Como romper o ciclo da liderança tóxica
Para reverter esse cenário, o primeiro passo é reconhecer o problema e incorporá-lo nos critérios de avaliação de desempenho. Kerr defende que feedbacks devem considerar aspectos comportamentais, além das competências técnicas. Esse olhar deve abranger não apenas as lideranças, mas também as equipes, criando uma cultura organizacional focada em desenvolvimento humano.
“Os comportamentos tóxicos muitas vezes começam de forma sutil, como interrupções constantes, desconsideração de sugestões ou monopolização de conversas, mas podem evoluir para formas graves, como o assédio moral. Observar e intervir nesses padrões é essencial para evitar seu agravamento”, ressalta.
Capacitação emocional: a chave para novas lideranças
Outro ponto crucial é o investimento no desenvolvimento de habilidades emocionais. Kerr acredita que as gerações mais jovens já trazem uma visão mais sensível para lidar com a complexidade das relações humanas no ambiente corporativo, mas ainda há uma lacuna a ser preenchida por lideranças mais antigas. “Treinamentos focados em inteligência emocional, empatia e escuta ativa são fundamentais para preparar as lideranças do futuro”, aponta.
Repensando critérios de promoção
Por fim, é essencial rever os critérios de promoção dentro das organizações.
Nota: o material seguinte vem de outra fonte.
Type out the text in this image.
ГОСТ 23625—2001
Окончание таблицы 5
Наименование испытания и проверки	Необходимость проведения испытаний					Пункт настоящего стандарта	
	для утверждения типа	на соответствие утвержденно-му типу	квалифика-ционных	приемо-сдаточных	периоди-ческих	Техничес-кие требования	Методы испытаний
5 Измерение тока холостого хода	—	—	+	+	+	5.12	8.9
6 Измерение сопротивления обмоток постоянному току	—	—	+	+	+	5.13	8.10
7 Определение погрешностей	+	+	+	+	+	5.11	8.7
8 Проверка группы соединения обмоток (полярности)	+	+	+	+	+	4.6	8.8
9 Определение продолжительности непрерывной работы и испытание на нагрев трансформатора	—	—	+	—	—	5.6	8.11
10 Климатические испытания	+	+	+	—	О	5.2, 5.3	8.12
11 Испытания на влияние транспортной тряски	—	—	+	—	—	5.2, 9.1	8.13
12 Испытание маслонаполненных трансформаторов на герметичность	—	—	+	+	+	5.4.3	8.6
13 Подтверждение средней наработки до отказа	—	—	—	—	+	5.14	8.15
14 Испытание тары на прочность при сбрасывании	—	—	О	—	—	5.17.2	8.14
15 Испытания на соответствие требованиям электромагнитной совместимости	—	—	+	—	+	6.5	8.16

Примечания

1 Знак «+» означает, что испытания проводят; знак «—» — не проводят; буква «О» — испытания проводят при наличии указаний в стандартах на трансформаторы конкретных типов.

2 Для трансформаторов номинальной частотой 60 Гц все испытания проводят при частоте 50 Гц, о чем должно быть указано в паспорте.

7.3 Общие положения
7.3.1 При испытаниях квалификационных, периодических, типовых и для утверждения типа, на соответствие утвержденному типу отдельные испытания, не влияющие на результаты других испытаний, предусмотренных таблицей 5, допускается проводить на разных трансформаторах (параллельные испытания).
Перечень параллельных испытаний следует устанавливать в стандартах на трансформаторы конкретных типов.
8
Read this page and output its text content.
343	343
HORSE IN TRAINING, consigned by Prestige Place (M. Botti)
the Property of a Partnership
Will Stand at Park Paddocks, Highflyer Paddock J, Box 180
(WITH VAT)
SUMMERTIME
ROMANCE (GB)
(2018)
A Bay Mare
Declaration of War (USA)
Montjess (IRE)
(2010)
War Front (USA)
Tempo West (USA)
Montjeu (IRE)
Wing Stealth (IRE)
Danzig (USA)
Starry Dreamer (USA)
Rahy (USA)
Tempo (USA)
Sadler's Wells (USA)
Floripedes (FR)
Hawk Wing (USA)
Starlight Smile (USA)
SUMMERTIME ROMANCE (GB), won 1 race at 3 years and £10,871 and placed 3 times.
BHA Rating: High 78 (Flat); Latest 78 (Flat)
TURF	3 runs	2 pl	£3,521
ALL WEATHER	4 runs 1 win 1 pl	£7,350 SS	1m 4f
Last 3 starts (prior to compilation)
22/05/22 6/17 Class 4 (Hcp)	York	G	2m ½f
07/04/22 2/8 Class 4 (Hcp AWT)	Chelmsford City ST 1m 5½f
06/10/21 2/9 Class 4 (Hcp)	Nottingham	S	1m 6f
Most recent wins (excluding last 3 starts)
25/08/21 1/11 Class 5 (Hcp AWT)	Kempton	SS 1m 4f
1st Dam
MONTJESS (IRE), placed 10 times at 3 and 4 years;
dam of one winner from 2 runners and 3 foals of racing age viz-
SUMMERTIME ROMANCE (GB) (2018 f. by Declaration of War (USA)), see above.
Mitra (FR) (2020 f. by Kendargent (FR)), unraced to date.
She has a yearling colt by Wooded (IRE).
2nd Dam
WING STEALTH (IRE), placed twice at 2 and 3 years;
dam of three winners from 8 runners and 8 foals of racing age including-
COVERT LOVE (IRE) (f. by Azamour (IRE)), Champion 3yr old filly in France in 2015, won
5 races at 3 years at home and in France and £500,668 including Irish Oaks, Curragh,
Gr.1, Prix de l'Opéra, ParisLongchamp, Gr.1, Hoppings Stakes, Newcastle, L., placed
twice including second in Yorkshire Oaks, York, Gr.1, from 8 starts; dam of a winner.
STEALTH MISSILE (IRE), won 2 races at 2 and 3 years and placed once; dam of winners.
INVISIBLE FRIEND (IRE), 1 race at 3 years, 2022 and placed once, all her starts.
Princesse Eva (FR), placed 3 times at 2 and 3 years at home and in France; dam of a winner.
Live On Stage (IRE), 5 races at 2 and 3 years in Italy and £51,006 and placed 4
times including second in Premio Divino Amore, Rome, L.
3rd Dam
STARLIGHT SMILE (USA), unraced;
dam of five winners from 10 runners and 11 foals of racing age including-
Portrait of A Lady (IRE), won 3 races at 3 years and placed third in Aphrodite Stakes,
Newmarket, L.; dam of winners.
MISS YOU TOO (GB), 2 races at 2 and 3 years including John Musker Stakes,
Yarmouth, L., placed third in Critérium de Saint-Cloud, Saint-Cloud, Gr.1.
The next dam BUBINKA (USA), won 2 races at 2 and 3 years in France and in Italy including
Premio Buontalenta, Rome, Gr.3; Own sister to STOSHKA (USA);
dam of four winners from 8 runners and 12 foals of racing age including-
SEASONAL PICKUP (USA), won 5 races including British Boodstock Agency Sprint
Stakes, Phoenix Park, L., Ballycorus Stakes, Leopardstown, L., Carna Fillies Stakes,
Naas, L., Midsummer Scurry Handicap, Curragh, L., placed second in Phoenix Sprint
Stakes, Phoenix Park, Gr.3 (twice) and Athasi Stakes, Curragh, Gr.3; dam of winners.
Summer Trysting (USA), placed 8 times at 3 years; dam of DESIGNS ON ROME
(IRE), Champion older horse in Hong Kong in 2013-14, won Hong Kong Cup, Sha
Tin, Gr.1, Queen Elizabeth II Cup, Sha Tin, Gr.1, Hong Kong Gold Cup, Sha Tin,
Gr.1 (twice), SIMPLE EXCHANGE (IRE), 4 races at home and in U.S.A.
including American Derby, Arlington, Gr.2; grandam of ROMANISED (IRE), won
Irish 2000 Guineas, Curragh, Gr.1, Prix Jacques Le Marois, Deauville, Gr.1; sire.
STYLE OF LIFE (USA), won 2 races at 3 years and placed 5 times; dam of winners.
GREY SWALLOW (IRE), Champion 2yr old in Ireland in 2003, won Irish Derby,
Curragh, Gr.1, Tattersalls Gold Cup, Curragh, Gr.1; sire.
Avaliações mais estruturadas que considerem o perfil comportamental e a capacidade de criar um ambiente de segurança psicológica podem ajudar a construir lideranças mais conscientes e humanizadas.
A transição para um ambiente corporativo saudável não é apenas uma demanda ética, mas uma necessidade estratégica para empresas que desejam prosperar em um mercado cada vez mais dinâmico e humano. Lideranças transformadoras são o caminho para ambientes de trabalho verdadeiramente inclusivos e colaborativos.